The Trust Certificate will be dated the date of its authentication.
(c) The Beneficiary will be entitled to all rights provided to it
under this Agreement and in the Trust Certificate and will be subject to the
terms and conditions contained in this Agreement and in the Trust Certificate.
(d) The Owner Trustee will maintain at its office referred to in
Section 2.08, or at the office of any agent appointed by it and approved in
writing by the Beneficiary, a register for the registration of the Trust
Certificate. Such register will show the name and address of the holder of the
Trust Certificate, and the Owner Trustee will treat such register as definitive
and binding for all purposes hereunder.
(e) When the Trust Certificate is duly executed and issued by the
Trust and duly authenticated by the Owner Trustee in accordance with this
Agreement, the Trust Certificate will be fully paid, validly issued,
non-assessable and entitled to the benefits of this Agreement.

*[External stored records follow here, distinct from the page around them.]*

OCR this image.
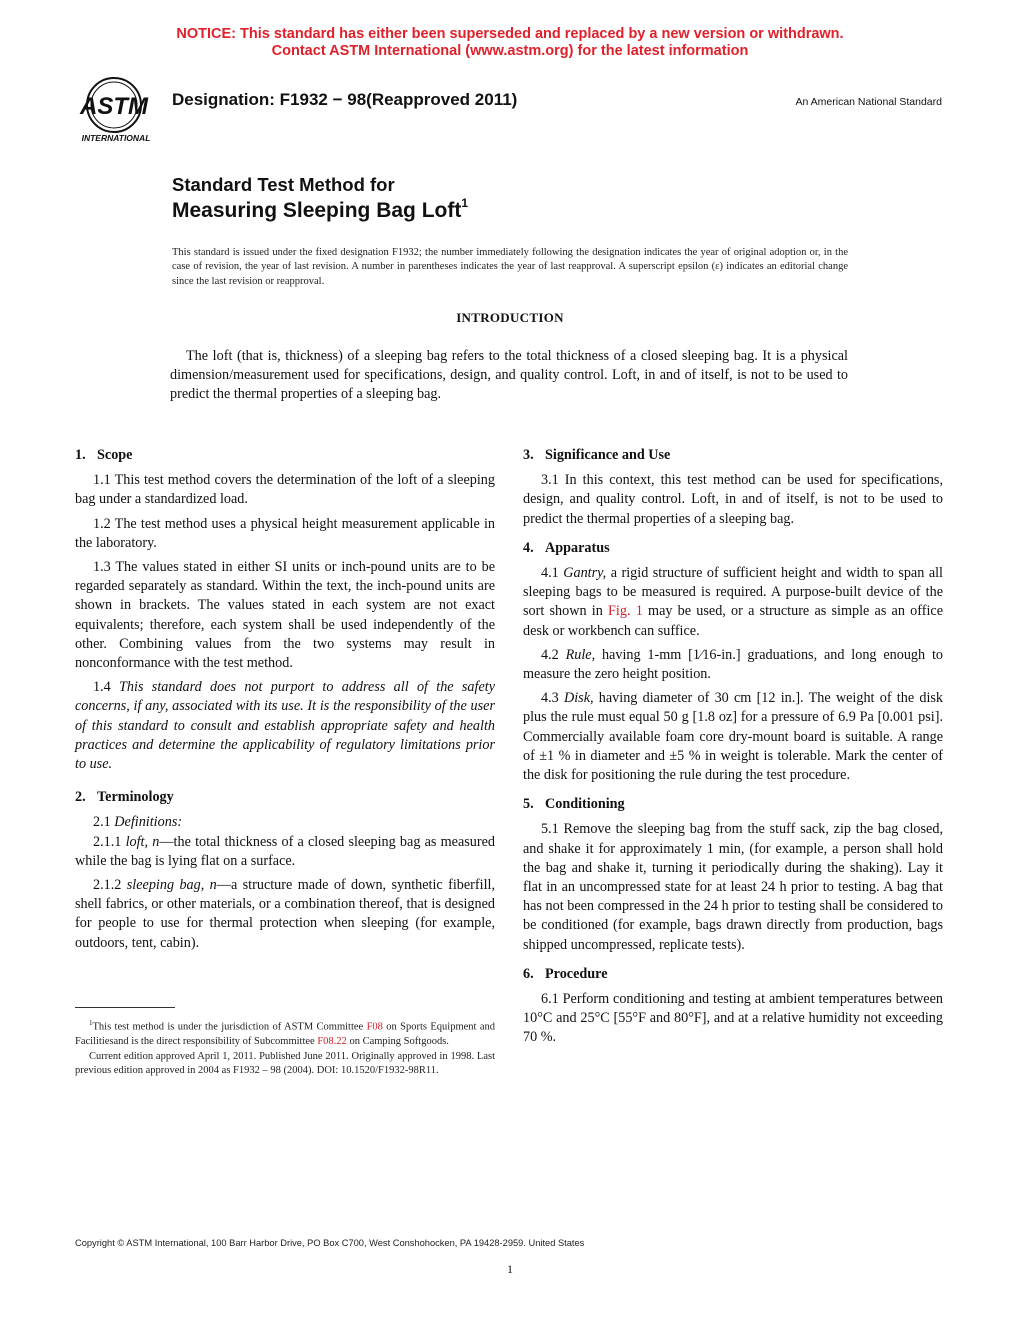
NOTICE: This standard has either been superseded and replaced by a new version or withdrawn.
Contact ASTM International (www.astm.org) for the latest information
ASTM
INTERNATIONAL
Designation: F1932 − 98(Reapproved 2011)	An American National Standard
Standard Test Method for
Measuring Sleeping Bag Loft$^1$
This standard is issued under the fixed designation F1932; the number immediately following the designation indicates the year of original adoption or, in the case of revision, the year of last revision. A number in parentheses indicates the year of last reapproval. A superscript epsilon (ε) indicates an editorial change since the last revision or reapproval.
INTRODUCTION

The loft (that is, thickness) of a sleeping bag refers to the total thickness of a closed sleeping bag. It is a physical dimension/measurement used for specifications, design, and quality control. Loft, in and of itself, is not to be used to predict the thermal properties of a sleeping bag.

1. Scope

1.1 This test method covers the determination of the loft of a sleeping bag under a standardized load.

1.2 The test method uses a physical height measurement applicable in the laboratory.

1.3 The values stated in either SI units or inch-pound units are to be regarded separately as standard. Within the text, the inch-pound units are shown in brackets. The values stated in each system are not exact equivalents; therefore, each system shall be used independently of the other. Combining values from the two systems may result in nonconformance with the test method.

1.4 This standard does not purport to address all of the safety concerns, if any, associated with its use. It is the responsibility of the user of this standard to consult and establish appropriate safety and health practices and determine the applicability of regulatory limitations prior to use.

2. Terminology

2.1 Definitions:

2.1.1 loft, n—the total thickness of a closed sleeping bag as measured while the bag is lying flat on a surface.

2.1.2 sleeping bag, n—a structure made of down, synthetic fiberfill, shell fabrics, or other materials, or a combination thereof, that is designed for people to use for thermal protection when sleeping (for example, outdoors, tent, cabin).

$^1$This test method is under the jurisdiction of ASTM Committee F08 on Sports Equipment and Facilitiesand is the direct responsibility of Subcommittee F08.22 on Camping Softgoods.

Current edition approved April 1, 2011. Published June 2011. Originally approved in 1998. Last previous edition approved in 2004 as F1932 – 98 (2004). DOI: 10.1520/F1932-98R11.

3. Significance and Use

3.1 In this context, this test method can be used for specifications, design, and quality control. Loft, in and of itself, is not to be used to predict the thermal properties of a sleeping bag.

4. Apparatus

4.1 Gantry, a rigid structure of sufficient height and width to span all sleeping bags to be measured is required. A purpose-built device of the sort shown in Fig. 1 may be used, or a structure as simple as an office desk or workbench can suffice.

4.2 Rule, having 1-mm [1⁄16-in.] graduations, and long enough to measure the zero height position.

4.3 Disk, having diameter of 30 cm [12 in.]. The weight of the disk plus the rule must equal 50 g [1.8 oz] for a pressure of 6.9 Pa [0.001 psi]. Commercially available foam core dry-mount board is suitable. A range of ±1 % in diameter and ±5 % in weight is tolerable. Mark the center of the disk for positioning the rule during the test procedure.

5. Conditioning

5.1 Remove the sleeping bag from the stuff sack, zip the bag closed, and shake it for approximately 1 min, (for example, a person shall hold the bag and shake it, turning it periodically during the shaking). Lay it flat in an uncompressed state for at least 24 h prior to testing. A bag that has not been compressed in the 24 h prior to testing shall be considered to be conditioned (for example, bags drawn directly from production, bags shipped uncompressed, replicate tests).

6. Procedure

6.1 Perform conditioning and testing at ambient temperatures between 10°C and 25°C [55°F and 80°F], and at a relative humidity not exceeding 70 %.

Copyright © ASTM International, 100 Barr Harbor Drive, PO Box C700, West Conshohocken, PA 19428-2959. United States
1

Section 10.02. Beneficial Interest; Prohibitions on Transfer. (a) The
Ownership Interest will initially be beneficially owned by MBNA. Transfers of
the Ownership Interest and the Trust Certificate may be made between MBNA and
any other Person who is an Affiliate of MBNA (a "Permitted Affiliate
Transferee") upon delivery to the Master Trust Trustee and the Owner Trustee of
a Master Trust Tax Opinion and an Issuer Tax Opinion, respectively, with respect
to such transfer. The Beneficiary may not sell, participate, transfer, assign,
exchange or otherwise pledge or convey all or any part of its right, title and
interest in and to the Trust Certificate or its Ownership Interest to any other
Person, except (i) to any Permitted Affiliate Transferee, or (ii) to the extent
a corresponding transfer of the Collateral Certificate would be permitted by the
Pooling and Servicing Agreement. Any purported transfer by the Beneficiary of
all or any part of its right, title and interest in and to the Trust Certificate
to any Person will be effective only upon the issuance of a Master Trust Tax
Opinion and an Issuer Tax Opinion (each as defined in the Indenture), which will
not be an expense of the Owner Trustee or the Trustee Bank. Any purported
transfer by the Beneficiary of all or any part of its right, title and interest
in and to the Trust Certificate which is not in compliance with the terms of
this Section 10.02 will be null and void.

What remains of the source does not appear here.